• No results found

5. Conclusie

5.2 Beperkingen en aanbevelingen

Bij dit onderzoek zijn een aantal beperkingen naar voren gekomen, daarnaast doe ik mede gebaseerd op deze beperkingen een aantal aanbevelingen voor vervolg onderzoek. Ten eerste is er in dit onderzoek niet gekeken naar het feit of ondernemingen zich aan de code Tabaksblat hielden en of ze daarbij toepassen of uitleggen waarom ze er van af zijn geweken. Als dit in een vervolgonderzoek wel gedaan wordt kunnen er aparte groepen gemaakt worden van ondernemingen die de code toepassen of uitleggen op bepaalde punten die relevant zijn voor dit onderzoek. Dit kan mogelijk resulteren in andere resultaten voor ondernemingen die afwijken van de code in vergelijking met ondernemingen die de code toepassen.

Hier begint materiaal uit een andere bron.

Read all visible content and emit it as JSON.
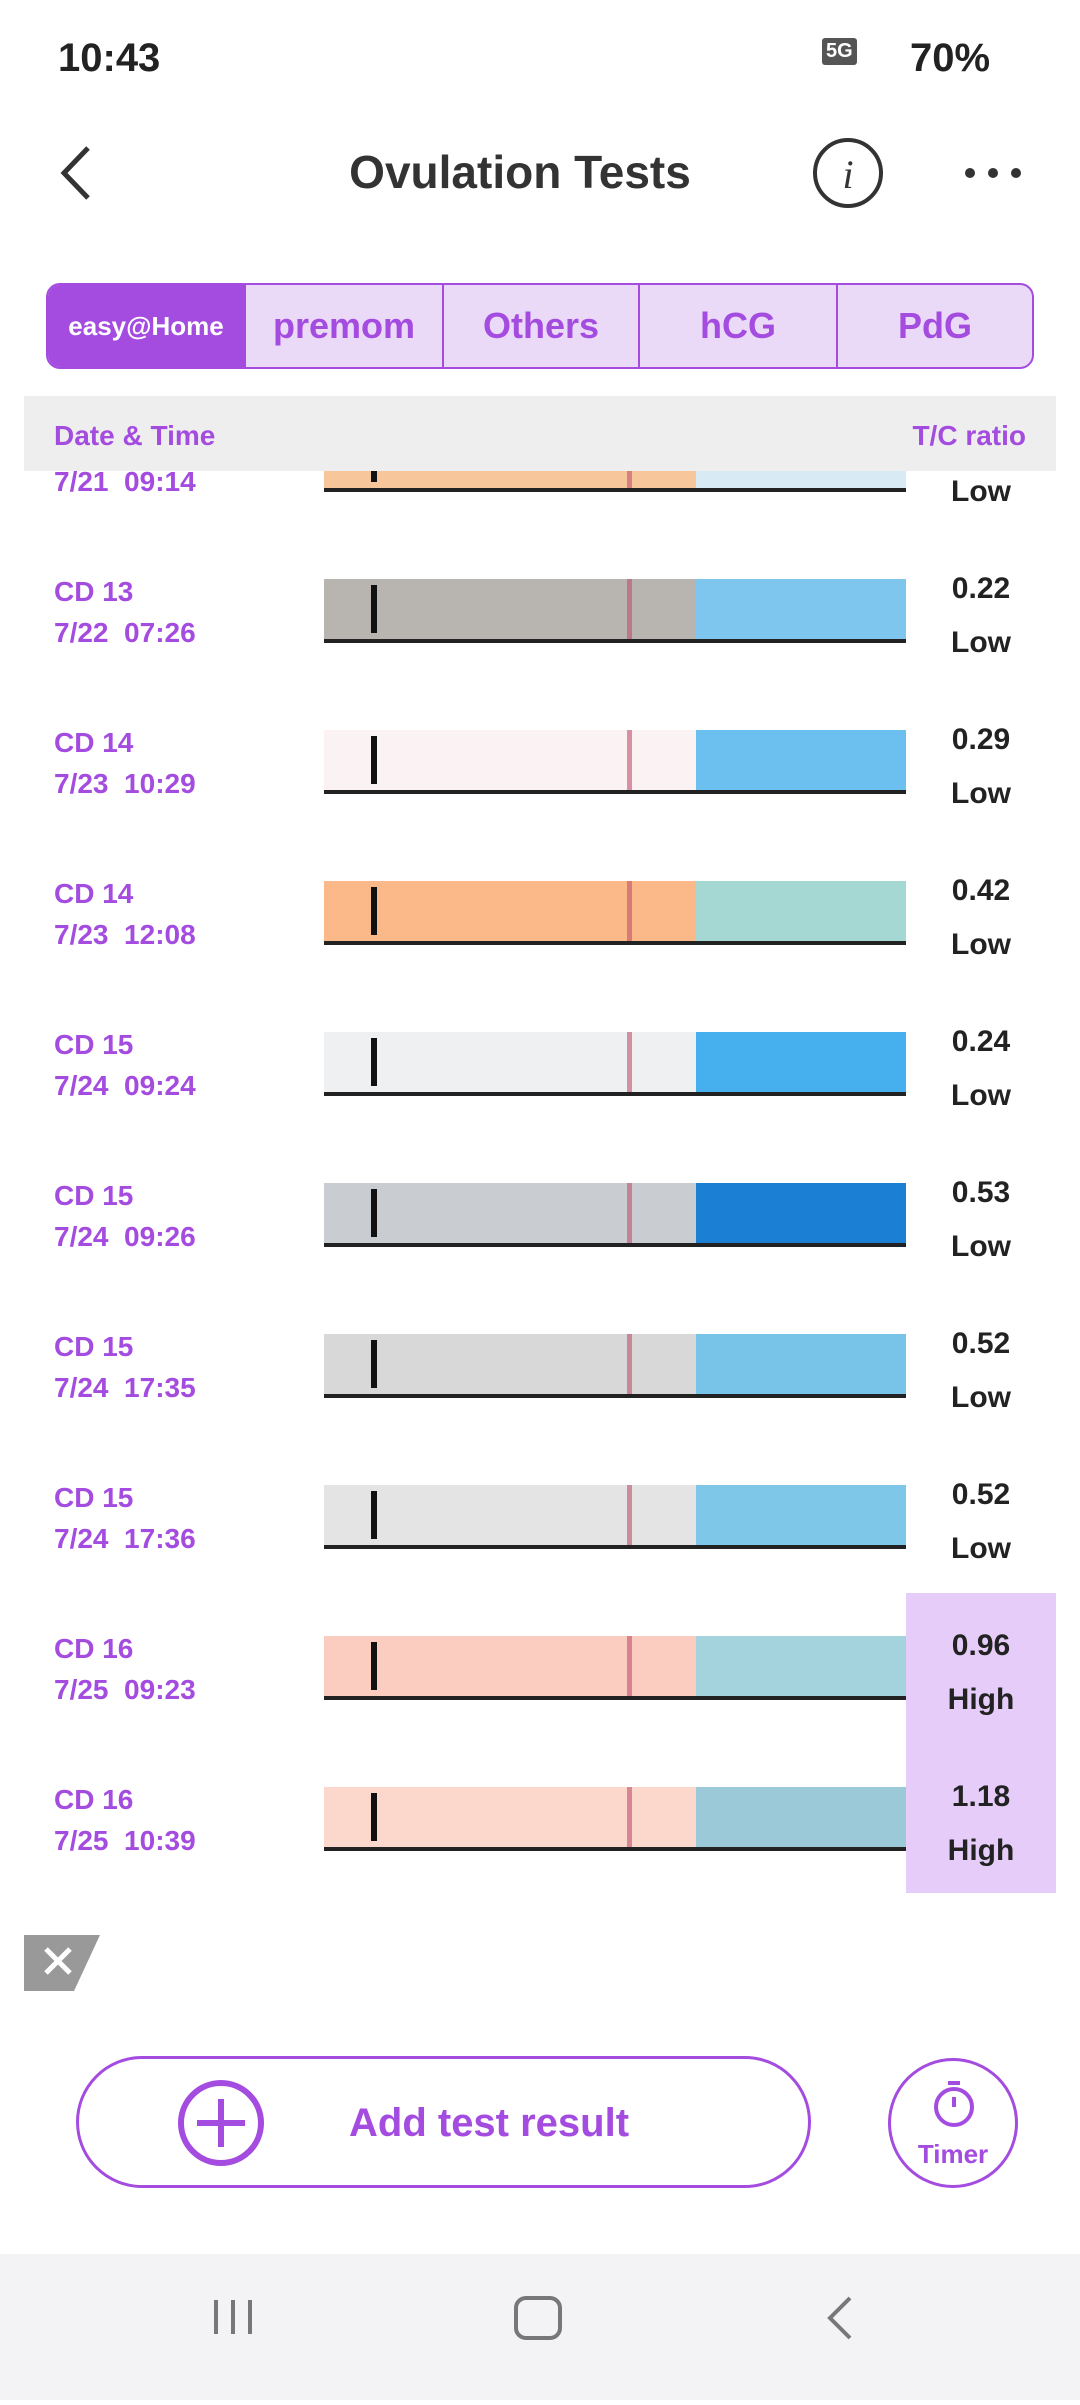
{
  "status_bar": {
    "time": "10:43",
    "network": "5G",
    "battery": "70%"
  },
  "header": {
    "title": "Ovulation Tests"
  },
  "tabs": [
    "easy@Home",
    "premom",
    "Others",
    "hCG",
    "PdG"
  ],
  "table": {
    "columns": [
      "Date & Time",
      "T/C ratio"
    ],
    "rows": [
      {
        "date": "7/21  09:14",
        "level": "Low",
        "highlight": false
      },
      {
        "cd": "CD 13",
        "date": "7/22  07:26",
        "ratio": "0.22",
        "level": "Low",
        "highlight": false
      },
      {
        "cd": "CD 14",
        "date": "7/23  10:29",
        "ratio": "0.29",
        "level": "Low",
        "highlight": false
      },
      {
        "cd": "CD 14",
        "date": "7/23  12:08",
        "ratio": "0.42",
        "level": "Low",
        "highlight": false
      },
      {
        "cd": "CD 15",
        "date": "7/24  09:24",
        "ratio": "0.24",
        "level": "Low",
        "highlight": false
      },
      {
        "cd": "CD 15",
        "date": "7/24  09:26",
        "ratio": "0.53",
        "level": "Low",
        "highlight": false
      },
      {
        "cd": "CD 15",
        "date": "7/24  17:35",
        "ratio": "0.52",
        "level": "Low",
        "highlight": false
      },
      {
        "cd": "CD 15",
        "date": "7/24  17:36",
        "ratio": "0.52",
        "level": "Low",
        "highlight": false
      },
      {
        "cd": "CD 16",
        "date": "7/25  09:23",
        "ratio": "0.96",
        "level": "High",
        "highlight": true
      },
      {
        "cd": "CD 16",
        "date": "7/25  10:39",
        "ratio": "1.18",
        "level": "High",
        "highlight": true
      }
    ]
  },
  "actions": {
    "add": "Add test result",
    "timer": "Timer"
  }
}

Ten tweede is er bij de toetsing of code Tabaksblat invloed heeft op de relatie tussen ondernemingsprestatie en CEO compensatie geen rekening mee gehouden dat er mogelijk nog andere factoren zijn die deze versterkte relatie veroorzaakt kunnen hebben. Het gaat hier namelijk puur om het verschil tussen 2002-2003 en 2004-2007. In deze periode zouden er bijvoorbeeld ook meer invloeden vanuit het buitenland overgewaaid kunnen zijn naar Nederland waardoor dat eigenlijk de veroorzaker is van de versterkte relatie. Mogelijk zijn er ook steeds meer buitenlandse CEO’s gekomen waardoor er een positievere relatie is ontstaan in Nederland. Er zijn dus veel mogelijke factoren buiten de invoering van Code Tabaksblat die mogelijk verantwoordelijk zijn voor de versterkte relatie. Het effect van de invoering van code Tabaksblat zou in vervolgonderzoeken mogelijk beter onderzocht kunnen worden door naar de toepassing van de bepalingen van de code te kijken per onderneming voor invoering van de code en dit te vergelijken met de situatie na invoering, dit is vergelijkbaar met het onderzoek van Chhaochharia & Grinstein (2009).

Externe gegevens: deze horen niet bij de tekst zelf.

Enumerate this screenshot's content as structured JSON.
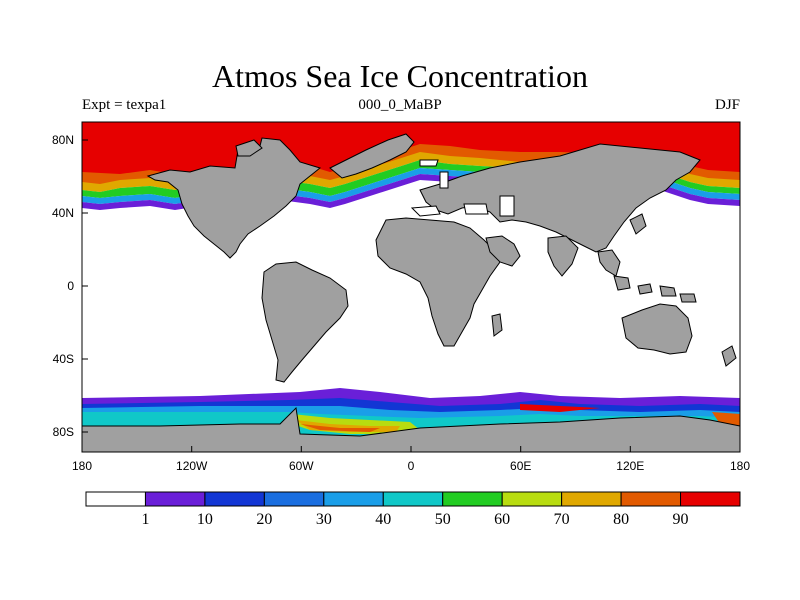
{
  "title": "Atmos Sea Ice Concentration",
  "subtitle_left": "Expt = texpa1",
  "subtitle_center": "000_0_MaBP",
  "subtitle_right": "DJF",
  "axes": {
    "x_ticks": [
      "180",
      "120W",
      "60W",
      "0",
      "60E",
      "120E",
      "180"
    ],
    "y_ticks": [
      "80N",
      "40N",
      "0",
      "40S",
      "80S"
    ]
  },
  "colorbar": {
    "labels": [
      "1",
      "10",
      "20",
      "30",
      "40",
      "50",
      "60",
      "70",
      "80",
      "90"
    ],
    "colors": [
      "#ffffff",
      "#6a1fd8",
      "#1236d4",
      "#1a6ee0",
      "#1a9ee8",
      "#10c8c8",
      "#22cc22",
      "#b8dc10",
      "#e0a800",
      "#e25a00",
      "#e60000"
    ]
  },
  "colors": {
    "land": "#a0a0a0",
    "ocean": "#ffffff",
    "ice_full": "#e60000"
  }
}
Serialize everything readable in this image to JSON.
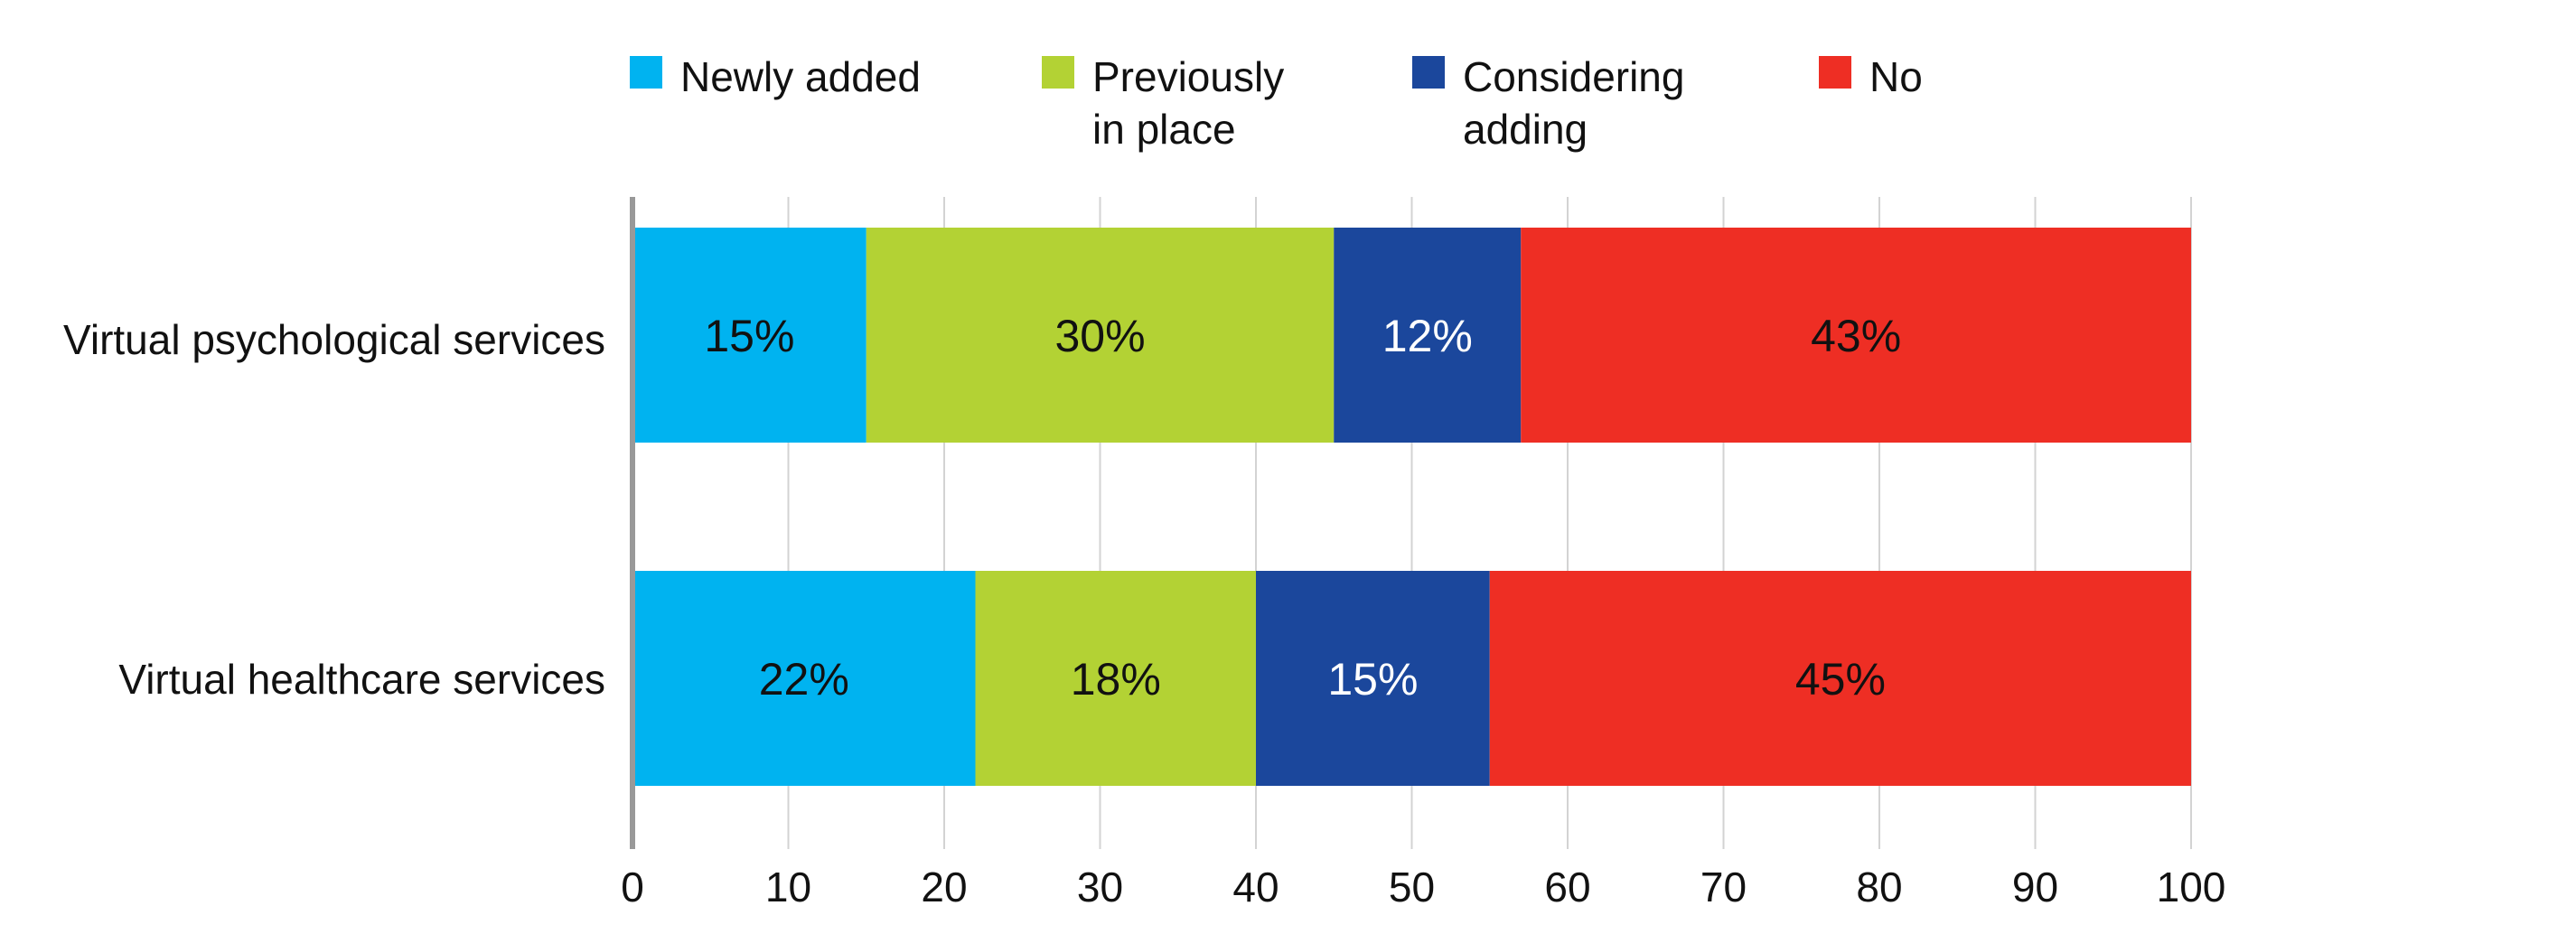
{
  "chart_data": {
    "type": "bar",
    "orientation": "horizontal",
    "stacked": true,
    "categories": [
      "Virtual psychological services",
      "Virtual healthcare services"
    ],
    "series": [
      {
        "name": "Newly added",
        "legend_lines": [
          "Newly added"
        ],
        "color": "#00b3f0",
        "values": [
          15,
          22
        ],
        "labels": [
          "15%",
          "22%"
        ],
        "label_color": "#111111"
      },
      {
        "name": "Previously in place",
        "legend_lines": [
          "Previously",
          "in place"
        ],
        "color": "#b3d234",
        "values": [
          30,
          18
        ],
        "labels": [
          "30%",
          "18%"
        ],
        "label_color": "#111111"
      },
      {
        "name": "Considering adding",
        "legend_lines": [
          "Considering",
          "adding"
        ],
        "color": "#1b479c",
        "values": [
          12,
          15
        ],
        "labels": [
          "12%",
          "15%"
        ],
        "label_color": "#ffffff"
      },
      {
        "name": "No",
        "legend_lines": [
          "No"
        ],
        "color": "#ee2e24",
        "values": [
          43,
          45
        ],
        "labels": [
          "43%",
          "45%"
        ],
        "label_color": "#111111"
      }
    ],
    "xlim": [
      0,
      100
    ],
    "xticks": [
      0,
      10,
      20,
      30,
      40,
      50,
      60,
      70,
      80,
      90,
      100
    ],
    "xtick_labels": [
      "0",
      "10",
      "20",
      "30",
      "40",
      "50",
      "60",
      "70",
      "80",
      "90",
      "100"
    ],
    "grid": true,
    "legend_position": "top",
    "title": "",
    "xlabel": "",
    "ylabel": ""
  }
}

Een derde beperking van dit onderzoek is dat er alleen financiële ratio’s gebaseerd op de winst genomen zijn om ondernemingsprestaties te meten. Bij een vervolgstudie zouden mogelijk ook

35 andere prestatiemaatstaven genomen kunnen worden zoals bijvoorbeeld “Total Shareholder Return” en mogelijke ook niet-financiële maatstaven die tegenwoordig steeds meer gebruikt worden in contracten van bestuurders. Mogelijk zou een combinatie hiervan ook een ander beeld geven en het effect van de ondernemingsprestaties op de totale CEO Compensatie nog verder versterken doordat er met meerdere maatstaven rekening is gehouden waar bestuurders ook voor beloond worden.

Ten vierde heb ik in mijn onderzoek een populatie van alleen AEX en AMX ondernemingen waar uiteindelijk maar een sample van 31 ondernemingen van overbleef. Als in een volgend onderzoek de sample uitgebreid zou worden met meerdere ondernemingen uit bijvoorbeeld de kleinere ASCX beurs of grote niet beursgenoteerde ondernemingen zou de relatie van ondernemingsprestatie op CEO Compensatie mogelijk veranderen. Daarnaast zou er dan ook een vergelijking gemaakt kunnen worden tussen beursgenoteerde ondernemingen en niet genoteerde ondernemingen. Bij niet-genoteerde ondernemingen zou er weer een hele andere relatie kunnen zijn omdat daar de code niet voor geldt en deze groep daardoor als controle groep zou kunnen dienen in het onderzoek.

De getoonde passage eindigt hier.